Organization
Save the Elephants
About

__About Save the Elephants
Save the Elephants (STE) works to secure a future for elephants in a rapidly changing world. To battle the current surge in ivory poaching, the STE/WCN Elephant Crisis Fund is identifying and supporting the most effective global partners to stop poaching, thwart traffickers and end demand for ivory. Leaders in elephant science, STE also provides cutting-edge scientific insights into elephant behavior, intelligence, and long-distance movement and applies them to the long-term challenges of elephant conservation.

__History of Save the Elephants
Save the Elephants was founded in 1993 by Iain Douglas-Hamilton. A research & conservation organisation, Save the Elephants (STE) is a UK-registered charity headquartered in Nairobi with its principal research station in Samburu National Reserve in northern Kenya. STE’s mission is to secure a future for elephants and sustain the beauty and ecological integrity of the places they live, to promote man’s delight in their intelligence and the diversity of their world, and to develop a tolerant relationship between the two species. The elephants of Samburu are now one of the best-studied elephant populations in the world, with detailed histories of almost 1,000 individuals and their interactions over the last 18 years. Data from their behaviour and population dynamics have allowed scientists to understand the impacts of the ivory poaching crisis on populations across Africa. Pioneers in radio and GPS tracking of elephants, STE works to understand ecosystems from an elephant’s perspective. Real-time information on their movements is proving a powerful tool to protect herds from poachers, and long-term data allows us to influence landscape planning to take elephants into account. With four members of staff on the African Elephant Specialist Group, we aspire to be a leading source of information on the status of elephants across Africa. The ivory poaching crisis is a continental issue that cannot be solved by any one organisation – or even nation – on its own. In 2013 STE launched the Elephant Crisis Fund run jointly with the Wildlife Conservation Network to fuel the growing coalition of organisations that are working to stop the killing, stop the trafficking and end the demand for ivory to secure a future for elephants.
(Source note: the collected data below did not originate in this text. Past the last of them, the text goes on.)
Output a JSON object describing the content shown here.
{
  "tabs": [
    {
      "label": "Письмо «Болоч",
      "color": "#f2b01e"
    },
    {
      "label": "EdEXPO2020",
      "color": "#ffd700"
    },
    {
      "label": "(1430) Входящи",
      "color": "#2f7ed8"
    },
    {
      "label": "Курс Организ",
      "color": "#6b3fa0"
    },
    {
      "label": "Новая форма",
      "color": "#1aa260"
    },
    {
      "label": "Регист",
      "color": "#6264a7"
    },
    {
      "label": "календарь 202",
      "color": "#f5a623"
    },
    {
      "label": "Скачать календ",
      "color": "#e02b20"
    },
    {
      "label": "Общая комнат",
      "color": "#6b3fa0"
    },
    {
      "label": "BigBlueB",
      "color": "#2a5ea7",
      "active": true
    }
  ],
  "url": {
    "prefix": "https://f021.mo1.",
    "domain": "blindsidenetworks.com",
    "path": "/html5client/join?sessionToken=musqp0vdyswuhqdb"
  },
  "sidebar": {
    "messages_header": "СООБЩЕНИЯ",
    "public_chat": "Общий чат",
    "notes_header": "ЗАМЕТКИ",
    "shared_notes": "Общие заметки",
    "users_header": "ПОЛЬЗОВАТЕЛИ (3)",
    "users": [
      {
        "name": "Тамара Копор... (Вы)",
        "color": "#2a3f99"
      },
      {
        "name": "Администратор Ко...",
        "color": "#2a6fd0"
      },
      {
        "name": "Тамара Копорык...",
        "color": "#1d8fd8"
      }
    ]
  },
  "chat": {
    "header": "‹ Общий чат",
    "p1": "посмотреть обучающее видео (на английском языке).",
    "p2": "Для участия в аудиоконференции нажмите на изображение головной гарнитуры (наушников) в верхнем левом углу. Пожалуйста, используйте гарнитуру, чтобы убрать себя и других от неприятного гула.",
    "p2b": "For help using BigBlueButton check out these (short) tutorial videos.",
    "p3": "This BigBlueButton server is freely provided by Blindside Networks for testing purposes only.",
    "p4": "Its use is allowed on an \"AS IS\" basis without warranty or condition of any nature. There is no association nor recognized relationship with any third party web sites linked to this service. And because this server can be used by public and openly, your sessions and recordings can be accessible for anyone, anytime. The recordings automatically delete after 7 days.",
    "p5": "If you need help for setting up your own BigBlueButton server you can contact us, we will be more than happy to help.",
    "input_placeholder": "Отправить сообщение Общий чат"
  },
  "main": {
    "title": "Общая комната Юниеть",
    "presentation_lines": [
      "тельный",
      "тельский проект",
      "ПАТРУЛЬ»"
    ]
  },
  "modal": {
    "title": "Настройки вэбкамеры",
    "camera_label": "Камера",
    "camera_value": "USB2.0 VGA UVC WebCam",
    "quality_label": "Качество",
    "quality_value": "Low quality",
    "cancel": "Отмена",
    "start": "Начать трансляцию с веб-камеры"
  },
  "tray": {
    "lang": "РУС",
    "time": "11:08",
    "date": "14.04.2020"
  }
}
As of September 2021, the ECF has funded 96 partners conducting 348 projects in 42 countries across Africa and Asia, with 100% of funds raised reaching the field.

__Our Mission
Our mission is to secure a future for elephants and to sustain the beauty and ecological integrity of the places they live; to promote man’s delight in their intelligence and the diversity of their world, and to develop a tolerant relationship between the two species.

__Our Projects
Though primarily based in Samburu National Reserve, Kenya, we have projects across Africa focussing on radio-tracking elephants and community conservation carrying out rigorous studies of elephants, including elephant collaring and more recently, sophisticated elephant tracking techniques. The mission of STE is to secure a future for elephants in harmony with people. Our rationale is to plan conservation of elephants and their environment through research on movements, ecology, and behaviour, and through community programmes, and to look at conservation from an elephant’s point of view which we do through our projects.